I do not know of *any* compiler which specifically targets an athlon core.
There are settings for PIII and above that Athlons will benefit from, but then
so will any of the other programs that use a PIII or better.  I have lots of
compilers (at least a dozen of them).  Not a single one has an "Athlon" swithch.
 Therefore, any special optimizations just for an athlon would represent a huge
amount of work.

Also, you probably cannot use any MMX instructions in a commercial chess
program, since people might buy it and run it on an old Pentium or something.
The cost of processing returns would make it a big hassle.

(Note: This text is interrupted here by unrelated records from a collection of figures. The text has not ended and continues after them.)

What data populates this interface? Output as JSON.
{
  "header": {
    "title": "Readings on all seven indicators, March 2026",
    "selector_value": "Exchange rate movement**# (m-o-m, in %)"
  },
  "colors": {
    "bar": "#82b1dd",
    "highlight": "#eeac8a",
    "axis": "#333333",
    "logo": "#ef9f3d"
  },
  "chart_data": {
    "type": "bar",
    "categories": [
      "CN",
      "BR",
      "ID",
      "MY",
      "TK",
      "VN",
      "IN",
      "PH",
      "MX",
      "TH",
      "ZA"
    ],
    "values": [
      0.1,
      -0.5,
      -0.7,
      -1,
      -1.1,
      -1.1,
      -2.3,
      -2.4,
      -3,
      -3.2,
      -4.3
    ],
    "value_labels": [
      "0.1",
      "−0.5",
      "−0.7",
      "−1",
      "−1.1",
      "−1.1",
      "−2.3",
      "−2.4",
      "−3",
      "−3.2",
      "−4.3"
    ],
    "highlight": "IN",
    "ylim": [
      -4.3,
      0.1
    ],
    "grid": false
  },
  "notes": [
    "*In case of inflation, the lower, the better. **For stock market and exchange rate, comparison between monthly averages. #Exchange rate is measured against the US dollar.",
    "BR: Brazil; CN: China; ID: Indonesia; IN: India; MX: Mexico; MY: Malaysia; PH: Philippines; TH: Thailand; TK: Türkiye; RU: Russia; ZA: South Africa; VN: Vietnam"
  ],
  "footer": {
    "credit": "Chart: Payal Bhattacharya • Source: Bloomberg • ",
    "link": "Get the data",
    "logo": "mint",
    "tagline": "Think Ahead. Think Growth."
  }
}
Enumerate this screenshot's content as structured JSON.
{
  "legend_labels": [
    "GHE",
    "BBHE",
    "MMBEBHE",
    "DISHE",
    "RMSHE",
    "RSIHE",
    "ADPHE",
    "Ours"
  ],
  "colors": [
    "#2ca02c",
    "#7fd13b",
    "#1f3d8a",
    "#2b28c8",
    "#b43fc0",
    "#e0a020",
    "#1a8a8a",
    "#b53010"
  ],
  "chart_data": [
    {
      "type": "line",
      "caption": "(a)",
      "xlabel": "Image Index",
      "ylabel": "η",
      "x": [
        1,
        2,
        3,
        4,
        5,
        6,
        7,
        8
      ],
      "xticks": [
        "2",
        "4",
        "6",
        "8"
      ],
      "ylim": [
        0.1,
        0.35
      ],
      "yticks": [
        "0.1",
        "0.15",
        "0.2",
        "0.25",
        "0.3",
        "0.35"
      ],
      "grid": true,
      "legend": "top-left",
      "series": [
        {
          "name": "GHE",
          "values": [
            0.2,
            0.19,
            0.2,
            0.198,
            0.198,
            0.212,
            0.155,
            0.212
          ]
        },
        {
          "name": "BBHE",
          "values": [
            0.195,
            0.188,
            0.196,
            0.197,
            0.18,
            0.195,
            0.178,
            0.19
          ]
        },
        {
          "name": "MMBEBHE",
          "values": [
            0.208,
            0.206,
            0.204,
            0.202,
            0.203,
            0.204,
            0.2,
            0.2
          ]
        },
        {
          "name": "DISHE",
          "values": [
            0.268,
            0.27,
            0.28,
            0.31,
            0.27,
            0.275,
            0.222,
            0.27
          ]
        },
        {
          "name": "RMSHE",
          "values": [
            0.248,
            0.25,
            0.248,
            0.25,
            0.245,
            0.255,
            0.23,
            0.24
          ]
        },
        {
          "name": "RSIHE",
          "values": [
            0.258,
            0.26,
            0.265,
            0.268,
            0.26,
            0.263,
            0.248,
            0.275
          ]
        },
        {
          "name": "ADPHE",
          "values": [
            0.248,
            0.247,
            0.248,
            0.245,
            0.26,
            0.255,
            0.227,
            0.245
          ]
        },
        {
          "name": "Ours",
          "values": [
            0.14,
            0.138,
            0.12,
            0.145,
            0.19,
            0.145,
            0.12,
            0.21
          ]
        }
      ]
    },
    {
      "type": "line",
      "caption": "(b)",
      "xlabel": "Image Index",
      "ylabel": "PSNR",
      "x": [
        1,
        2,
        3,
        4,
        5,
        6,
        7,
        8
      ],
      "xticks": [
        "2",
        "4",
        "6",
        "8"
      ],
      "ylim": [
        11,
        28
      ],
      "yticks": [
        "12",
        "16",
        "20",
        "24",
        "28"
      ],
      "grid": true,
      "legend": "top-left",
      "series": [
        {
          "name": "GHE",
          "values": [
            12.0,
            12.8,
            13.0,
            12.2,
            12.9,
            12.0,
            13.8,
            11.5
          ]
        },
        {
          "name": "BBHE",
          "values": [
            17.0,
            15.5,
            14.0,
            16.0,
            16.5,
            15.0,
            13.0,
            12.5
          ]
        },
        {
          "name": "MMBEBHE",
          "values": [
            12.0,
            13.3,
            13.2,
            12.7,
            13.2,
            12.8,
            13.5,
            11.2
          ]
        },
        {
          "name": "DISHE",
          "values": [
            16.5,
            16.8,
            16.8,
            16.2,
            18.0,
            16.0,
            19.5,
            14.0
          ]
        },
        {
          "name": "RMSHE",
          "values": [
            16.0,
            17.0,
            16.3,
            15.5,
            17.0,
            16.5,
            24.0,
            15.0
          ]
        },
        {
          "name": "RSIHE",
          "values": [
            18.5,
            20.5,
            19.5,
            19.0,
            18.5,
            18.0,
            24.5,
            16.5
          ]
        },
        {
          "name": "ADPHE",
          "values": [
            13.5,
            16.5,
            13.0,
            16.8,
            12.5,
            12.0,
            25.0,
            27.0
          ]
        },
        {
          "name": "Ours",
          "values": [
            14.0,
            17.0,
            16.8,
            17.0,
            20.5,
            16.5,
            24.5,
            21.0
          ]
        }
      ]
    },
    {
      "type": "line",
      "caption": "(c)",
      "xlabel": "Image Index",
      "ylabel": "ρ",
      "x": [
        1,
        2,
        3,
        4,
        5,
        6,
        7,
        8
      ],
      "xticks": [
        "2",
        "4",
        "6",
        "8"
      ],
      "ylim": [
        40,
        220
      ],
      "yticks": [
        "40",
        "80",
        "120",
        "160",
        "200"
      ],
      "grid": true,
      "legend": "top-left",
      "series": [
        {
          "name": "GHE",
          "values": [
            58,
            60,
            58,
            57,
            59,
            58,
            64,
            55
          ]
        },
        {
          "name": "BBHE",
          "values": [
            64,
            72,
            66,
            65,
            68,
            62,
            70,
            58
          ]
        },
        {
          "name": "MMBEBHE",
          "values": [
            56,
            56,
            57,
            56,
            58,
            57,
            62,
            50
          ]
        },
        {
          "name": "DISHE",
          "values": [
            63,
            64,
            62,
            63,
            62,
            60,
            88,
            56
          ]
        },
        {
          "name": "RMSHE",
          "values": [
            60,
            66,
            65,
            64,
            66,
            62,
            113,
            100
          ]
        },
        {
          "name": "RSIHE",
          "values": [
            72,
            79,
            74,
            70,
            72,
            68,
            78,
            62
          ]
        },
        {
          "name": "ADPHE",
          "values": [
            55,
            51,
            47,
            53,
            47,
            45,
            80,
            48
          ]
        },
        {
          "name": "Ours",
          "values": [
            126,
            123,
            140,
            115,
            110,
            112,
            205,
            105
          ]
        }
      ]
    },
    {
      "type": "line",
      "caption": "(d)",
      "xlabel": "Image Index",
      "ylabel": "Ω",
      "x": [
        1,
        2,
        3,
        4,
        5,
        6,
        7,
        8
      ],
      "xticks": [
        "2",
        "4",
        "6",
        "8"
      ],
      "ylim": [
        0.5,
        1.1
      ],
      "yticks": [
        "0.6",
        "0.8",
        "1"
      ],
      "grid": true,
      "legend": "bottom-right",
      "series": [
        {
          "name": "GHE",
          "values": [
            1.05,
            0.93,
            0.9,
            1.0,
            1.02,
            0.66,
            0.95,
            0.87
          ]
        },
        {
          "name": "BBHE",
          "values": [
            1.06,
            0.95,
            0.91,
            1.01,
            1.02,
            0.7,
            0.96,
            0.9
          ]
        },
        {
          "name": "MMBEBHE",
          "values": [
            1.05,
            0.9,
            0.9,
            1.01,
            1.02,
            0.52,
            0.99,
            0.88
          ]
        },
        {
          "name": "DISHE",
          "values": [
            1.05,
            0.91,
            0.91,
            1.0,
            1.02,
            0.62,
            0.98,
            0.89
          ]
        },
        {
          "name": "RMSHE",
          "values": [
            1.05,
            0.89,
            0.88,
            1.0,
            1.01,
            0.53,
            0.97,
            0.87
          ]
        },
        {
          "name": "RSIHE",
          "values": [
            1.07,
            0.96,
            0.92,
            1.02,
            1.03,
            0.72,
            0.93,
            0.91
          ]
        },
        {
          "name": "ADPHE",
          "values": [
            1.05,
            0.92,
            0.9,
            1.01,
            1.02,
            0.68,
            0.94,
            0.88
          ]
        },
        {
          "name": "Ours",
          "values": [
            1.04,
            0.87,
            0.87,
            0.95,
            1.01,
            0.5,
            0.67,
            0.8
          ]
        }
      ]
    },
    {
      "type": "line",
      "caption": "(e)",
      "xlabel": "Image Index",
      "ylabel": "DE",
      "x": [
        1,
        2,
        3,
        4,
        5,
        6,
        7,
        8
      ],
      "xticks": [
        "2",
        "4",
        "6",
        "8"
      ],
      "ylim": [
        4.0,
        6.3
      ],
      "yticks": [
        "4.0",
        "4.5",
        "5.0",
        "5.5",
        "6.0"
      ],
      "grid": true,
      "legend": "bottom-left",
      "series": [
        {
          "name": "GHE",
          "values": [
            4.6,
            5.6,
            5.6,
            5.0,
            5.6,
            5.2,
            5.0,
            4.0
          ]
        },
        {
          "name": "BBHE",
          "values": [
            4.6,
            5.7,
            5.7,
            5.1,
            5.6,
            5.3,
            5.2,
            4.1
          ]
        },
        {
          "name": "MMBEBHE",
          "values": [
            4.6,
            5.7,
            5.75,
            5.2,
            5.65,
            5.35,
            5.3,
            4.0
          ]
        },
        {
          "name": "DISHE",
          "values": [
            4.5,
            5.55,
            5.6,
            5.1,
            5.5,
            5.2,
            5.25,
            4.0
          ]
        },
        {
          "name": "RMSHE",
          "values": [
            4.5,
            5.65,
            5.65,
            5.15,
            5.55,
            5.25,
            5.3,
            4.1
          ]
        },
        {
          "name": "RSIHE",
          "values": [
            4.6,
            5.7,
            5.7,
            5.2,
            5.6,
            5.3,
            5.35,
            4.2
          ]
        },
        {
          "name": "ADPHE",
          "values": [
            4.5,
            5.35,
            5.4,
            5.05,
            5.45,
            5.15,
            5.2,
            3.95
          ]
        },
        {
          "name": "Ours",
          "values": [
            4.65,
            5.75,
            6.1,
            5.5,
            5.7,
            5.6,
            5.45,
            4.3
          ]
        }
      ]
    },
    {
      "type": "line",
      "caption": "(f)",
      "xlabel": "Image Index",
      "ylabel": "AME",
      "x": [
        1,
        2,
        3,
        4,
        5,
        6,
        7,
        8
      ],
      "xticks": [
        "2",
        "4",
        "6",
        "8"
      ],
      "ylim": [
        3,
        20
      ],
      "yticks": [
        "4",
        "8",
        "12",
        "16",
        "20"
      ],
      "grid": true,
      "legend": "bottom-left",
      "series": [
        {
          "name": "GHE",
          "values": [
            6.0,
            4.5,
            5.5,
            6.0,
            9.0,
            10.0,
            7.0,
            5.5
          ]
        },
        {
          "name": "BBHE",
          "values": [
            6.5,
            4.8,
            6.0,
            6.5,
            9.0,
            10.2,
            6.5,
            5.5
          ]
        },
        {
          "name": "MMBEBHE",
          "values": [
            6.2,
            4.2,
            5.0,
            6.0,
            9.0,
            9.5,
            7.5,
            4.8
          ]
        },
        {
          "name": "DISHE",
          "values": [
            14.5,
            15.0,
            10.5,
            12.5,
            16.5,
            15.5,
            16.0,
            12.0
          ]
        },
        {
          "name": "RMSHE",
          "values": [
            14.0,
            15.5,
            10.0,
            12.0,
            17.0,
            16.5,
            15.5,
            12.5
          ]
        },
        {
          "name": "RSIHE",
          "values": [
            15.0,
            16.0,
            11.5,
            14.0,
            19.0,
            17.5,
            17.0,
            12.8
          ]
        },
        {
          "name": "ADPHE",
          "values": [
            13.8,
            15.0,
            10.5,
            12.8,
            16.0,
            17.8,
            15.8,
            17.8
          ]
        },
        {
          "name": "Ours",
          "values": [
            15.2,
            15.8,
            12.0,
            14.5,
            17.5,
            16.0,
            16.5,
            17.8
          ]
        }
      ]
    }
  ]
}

Quite frankly, I would be dissapointed at any chess program manufacturer who did
not target the higher chips in his compiler settings because most people will
have the higher chips (and yet the program will still run on slower chips).  If
anything, someone who targets a 386 is a nincompoop who is not benefiting his
customers.  And (as you say) targeting a CPU is not going to make any big
swings.

"An Honest Way to Cheat":
Implement learning.  All computer programs should do this anyway.  If they don't
it is a defect and the program deserves to be punished.

True cheating:
Custom books created just for the SSDF by playing huge numbers of games against
known opponents.  -- This would be a way to really distort the strength of
programs.  I would be very much surprised if it is allowed.  I imagine (without
knowing) that the programs used in the SSDF are simply bought off the shelf by
the testers and are not custom versions just for the SSDF contest.